Thursday, July 13, 2017

A New Way to Look at Sector Rotation

Sector rotation has been a staple of tactical asset allocation from the beginning.  Typically, sectors are ranked by momentum over some lookback period (3 months, 6 months, 12 months, etc) and then the top couple are picked and held for a month and then the process is repeated.  On a backtest such a strategy will look pretty good, but lately and going forward there are some issues.

Traditional sector rotation works well when sectors are slow to change leadership.  That way you can latch onto a sector when it is just beginning a move and sell out of a sector when it is just beginning a downturn.  When sectors move quickly and are extremely volatile then traditional sector rotation is a recipe for disaster.  You are getting into a sector when the up move has pretty much reached the top and getting out of a sector when the down move has pretty much reached the bottom.  There are two ways to significantly improve sector rotation going forward, short term mean reversion and using individual stocks.

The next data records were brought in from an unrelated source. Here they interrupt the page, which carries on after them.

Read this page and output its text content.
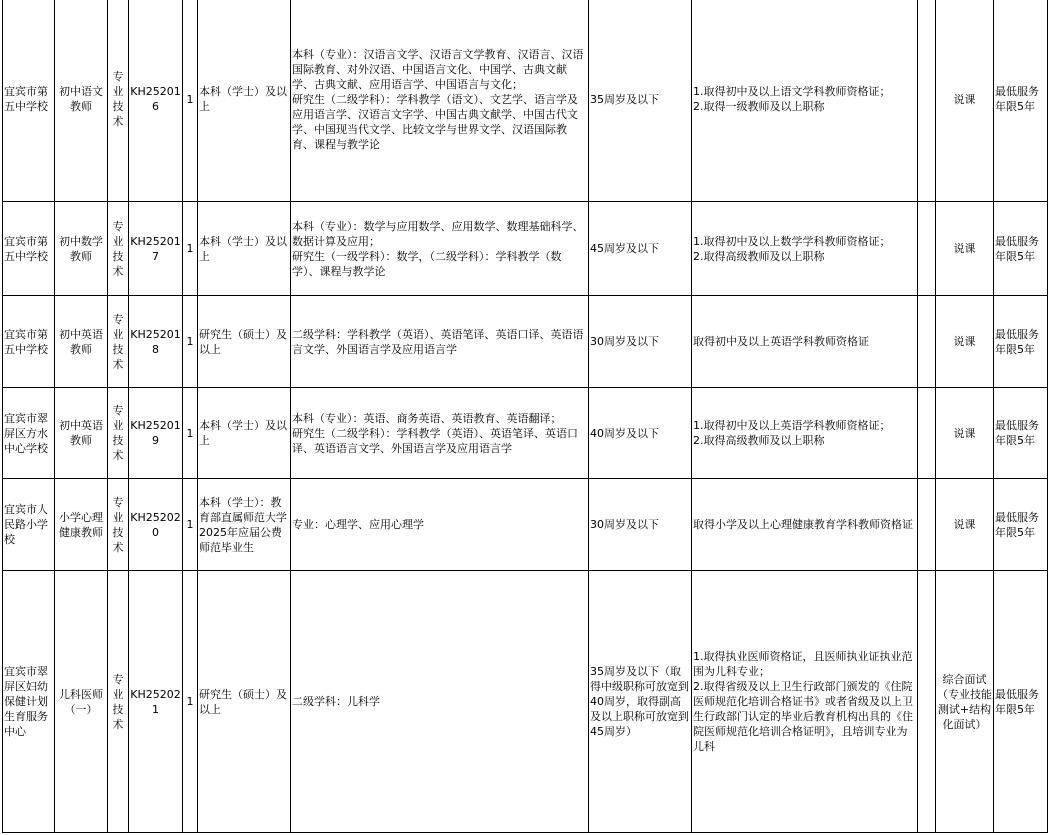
宜宾市第五中学校	初中语文教师	专业技术	KH252016	1	本科（学士）及以上	本科（专业）：汉语言文学、汉语言文学教育、汉语言、汉语国际教育、对外汉语、中国语言文化、中国学、古典文献学、古典文献、应用语言学、中国语言与文化；
研究生（二级学科）：学科教学（语文）、文艺学、语言学及应用语言学、汉语言文字学、中国古典文献学、中国古代文学、中国现当代文学、比较文学与世界文学、汉语国际教育、课程与教学论	35周岁及以下	1.取得初中及以上语文学科教师资格证；
2.取得一级教师及以上职称		说课	最低服务年限5年
宜宾市第五中学校	初中数学教师	专业技术	KH252017	1	本科（学士）及以上	本科（专业）：数学与应用数学、应用数学、数理基础科学、数据计算及应用；
研究生（一级学科）：数学，（二级学科）：学科教学（数学）、课程与教学论	45周岁及以下	1.取得初中及以上数学学科教师资格证；
2.取得高级教师及以上职称		说课	最低服务年限5年
宜宾市第五中学校	初中英语教师	专业技术	KH252018	1	研究生（硕士）及以上	二级学科：学科教学（英语）、英语笔译、英语口译、英语语言文学、外国语言学及应用语言学	30周岁及以下	取得初中及以上英语学科教师资格证		说课	最低服务年限5年
宜宾市翠屏区方水中心学校	初中英语教师	专业技术	KH252019	1	本科（学士）及以上	本科（专业）：英语、商务英语、英语教育、英语翻译；
研究生（二级学科）：学科教学（英语）、英语笔译、英语口译、英语语言文学、外国语言学及应用语言学	40周岁及以下	1.取得初中及以上英语学科教师资格证；
2.取得高级教师及以上职称		说课	最低服务年限5年
宜宾市人民路小学校	小学心理健康教师	专业技术	KH252020	1	本科（学士）：教育部直属师范大学2025年应届公费师范毕业生	专业：心理学、应用心理学	30周岁及以下	取得小学及以上心理健康教育学科教师资格证		说课	最低服务年限5年
宜宾市翠屏区妇幼保健计划生育服务中心	儿科医师（一）	专业技术	KH252021	1	研究生（硕士）及以上	二级学科：儿科学	35周岁及以下（取得中级职称可放宽到40周岁，取得副高及以上职称可放宽到45周岁）	1.取得执业医师资格证，且医师执业证执业范围为儿科专业；
2.取得省级及以上卫生行政部门颁发的《住院医师规范化培训合格证书》或者省级及以上卫生行政部门认定的毕业后教育机构出具的《住院医师规范化培训合格证明》，且培训专业为儿科		综合面试（专业技能测试+结构化面试）	最低服务年限5年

1. Short term mean reversion---Instead of using an intermediate term momentum approach, which doesn't work in a volatile market environment, you can use short term mean reversion.  This entails buying sectors that are weak and selling those that are strong expecting a snap back.  This approach is perfectly suited to choppy markets as it anticipates that sectors will overshoot to the upside and downside and can capitalize on this.

2. Use individual stocks--Traditional sector rotation involves using sector mutual funds or ETFs.  That works fine in a momentum ranking approach where you will always be fully invested (unless there are not enough positive sectors).  Mean reversion approaches do not lend themselves well to ranking so you will end up not being fully invested most of the time as you are cycling in and out of sectors.  In a strong uptrending market this can lead to under performance.  Individual stocks can be used that have more beta than sector funds or ETFs, that way you can be holding large amounts of cash but still outperform the market in a strong uptrend.